Thursday, November 16, 2017

Book Review: Refresh

Shona Murray is inviting us to step back and look at our lives. In her book Refresh, co-written with her husband, David Murray, she encourages us to live a grace-paced life. In conjunction with her husband's book, for men, Reset, Shona has chimed in with this excellent word for women. It's an invitation we as women should accept. She opens the book with words that many women can relate to:
Overwhelmed. Exhausted. Depressed. Panicky. Stressed. Burned out. Broken. Paralyzed. Drowning. Empty. Recognize yourself in any of these words? Maybe in all of them? 
You're not alone. These are the most common words I've heard Christian women useing to describe themselves and their lives. 
Whatever happened to the words peaceful, calm, joyful, content, quiet, rested, refreshed, and fulfilled? Wouldn't you like to exchange the second set of words for the first?
Shona shares extensively from her personal experience with the consequences of her own hectic pace of life. Ultimately, it led to a struggle with depression. Her openness regarding her illness is among the most appealing things about Refresh. Women who struggle with mental illness often feel isolated and alone. To hear how someone else has found healing is always encouraging. In an effort to build a foundation which guards against burnout, the focus of the book lays out principles to establish a grace-paced life.
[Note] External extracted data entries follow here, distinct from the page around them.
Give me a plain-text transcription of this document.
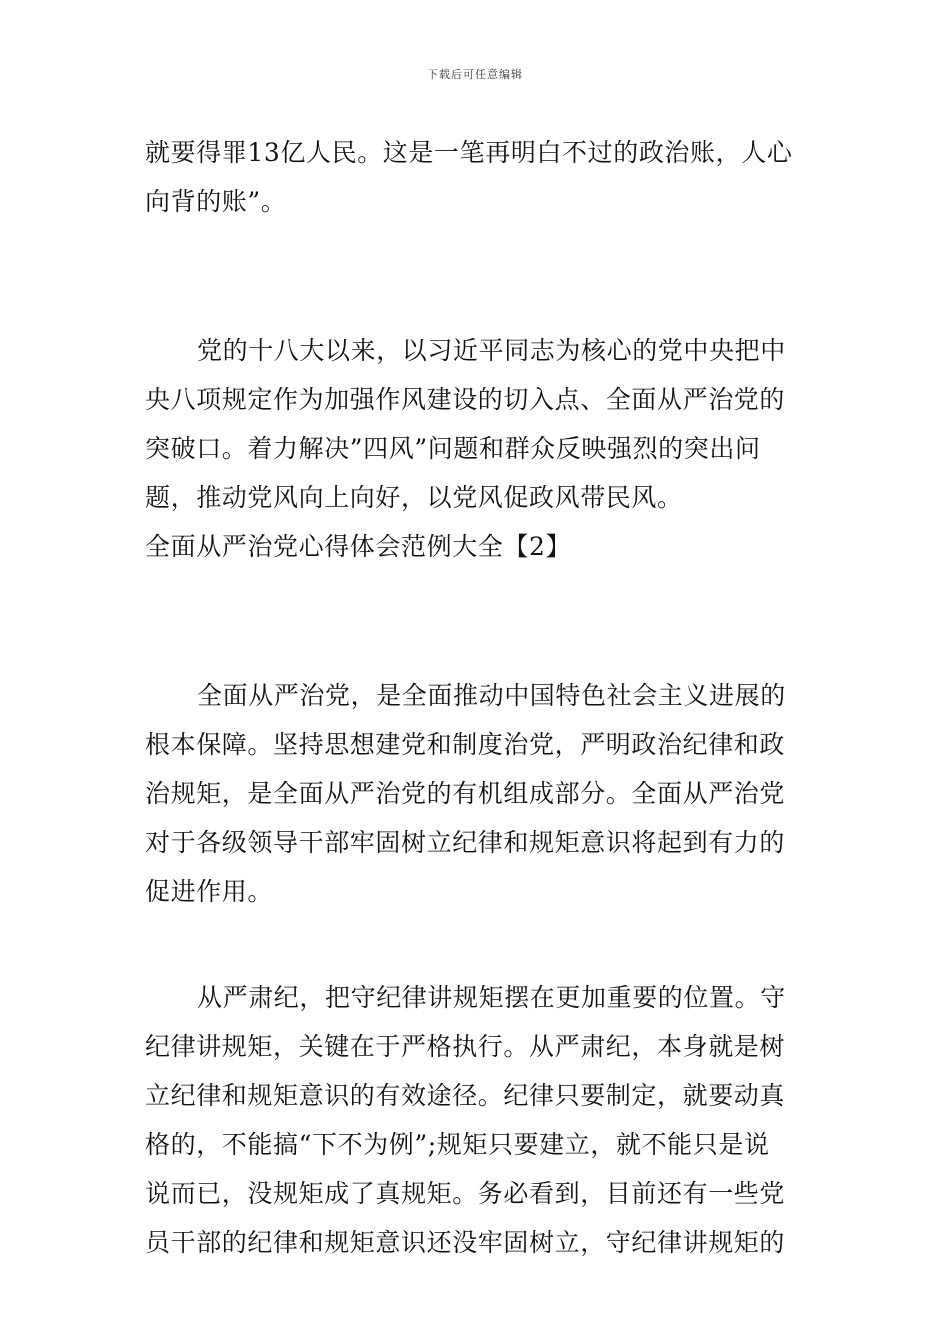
下载后可任意编辑
就要得罪13亿人民。这是一笔再明白不过的政治账，人心
向背的账”。
党的十八大以来，以习近平同志为核心的党中央把中
央八项规定作为加强作风建设的切入点、全面从严治党的
突破口。着力解决”四风”问题和群众反映强烈的突出问
题，推动党风向上向好，以党风促政风带民风。
全面从严治党心得体会范例大全【2】
全面从严治党，是全面推动中国特色社会主义进展的
根本保障。坚持思想建党和制度治党，严明政治纪律和政
治规矩，是全面从严治党的有机组成部分。全面从严治党
对于各级领导干部牢固树立纪律和规矩意识将起到有力的
促进作用。
从严肃纪，把守纪律讲规矩摆在更加重要的位置。守
纪律讲规矩，关键在于严格执行。从严肃纪，本身就是树
立纪律和规矩意识的有效途径。纪律只要制定，就要动真
格的，不能搞“下不为例”;规矩只要建立，就不能只是说
说而已，没规矩成了真规矩。务必看到，目前还有一些党
员干部的纪律和规矩意识还没牢固树立，守纪律讲规矩的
Shona uses the image of the gym: just as physical health requires a training regimen, so does spiritual health. Each chapter along the way, is a "station" in a training program. We start with a Reality Check, and then move through the remaining stations: Replay, Rest, Re-Create, Relax, Rethink, Reduce, Refuel, Relate, Resurrection.

One of the most compelling parts of the book for me was the initial step of evaluating who we are. In the chapter "Reality Check," she calls upon the reader to examine her life closely for signs and symptoms of burnout. We need to be realistic about ourselves. What may feel like standing on top of the world could actually be standing on the edge of a dangerous precipice.

In my own struggle with anxiety, recognizing my limitations as a human being was difficult, but necessary, and Shona addresses that:
Once I began to see the practical implications of being a limited, complex, and fallen creature, I began to see God differently, I saw myself differently, and I saw life differently.
We don't like the idea of being limited. We are told that we should defy limits or that to refuse to live without limits is living an inferior existence. The truth is that we are limited, and I was grateful for Shona emphasizing that truth. It is often a failure to realize our limits that sends us crashing down.

In addition to promoting proper sleep, rest, and exercise, Shona also encourages us to examine who we are in Christ rather than living under false identities:
The Bible uses many different words and metaphors to describe the Christian: forgiven, redeemed, accepted, justified, adopted, heir, blessed, seated in heavenly places, sealed with the Spirit in Christ, and so on (see Ephesians 1). If I expand "Christian" by adding these grace-driven descriptions to my list, this part of my identity will have much more influence on my self-image. A grace-filled identity will produce a grace-paced life.
We are often more consumed with our identity as wife or mother or are more preoccupied with our work outside the home. Our most important identity in found in Christ. We can be actively serving in the Church and still not be focused on our identity in Christ. Our identity in Christ is the most crucial one, and finding the right balance between that identity and the others may mean making changes.

Refresh is a book borne out of Shona Murray's experience. But it is not a unique experience. Her story is the story of many other women. This book is one woman's encouraging word to those who find themselves burned out and stressed out and looking for some help. Even more than that, Refresh would also help young women seeking to establish healthy habits that will be useful for a long time to come.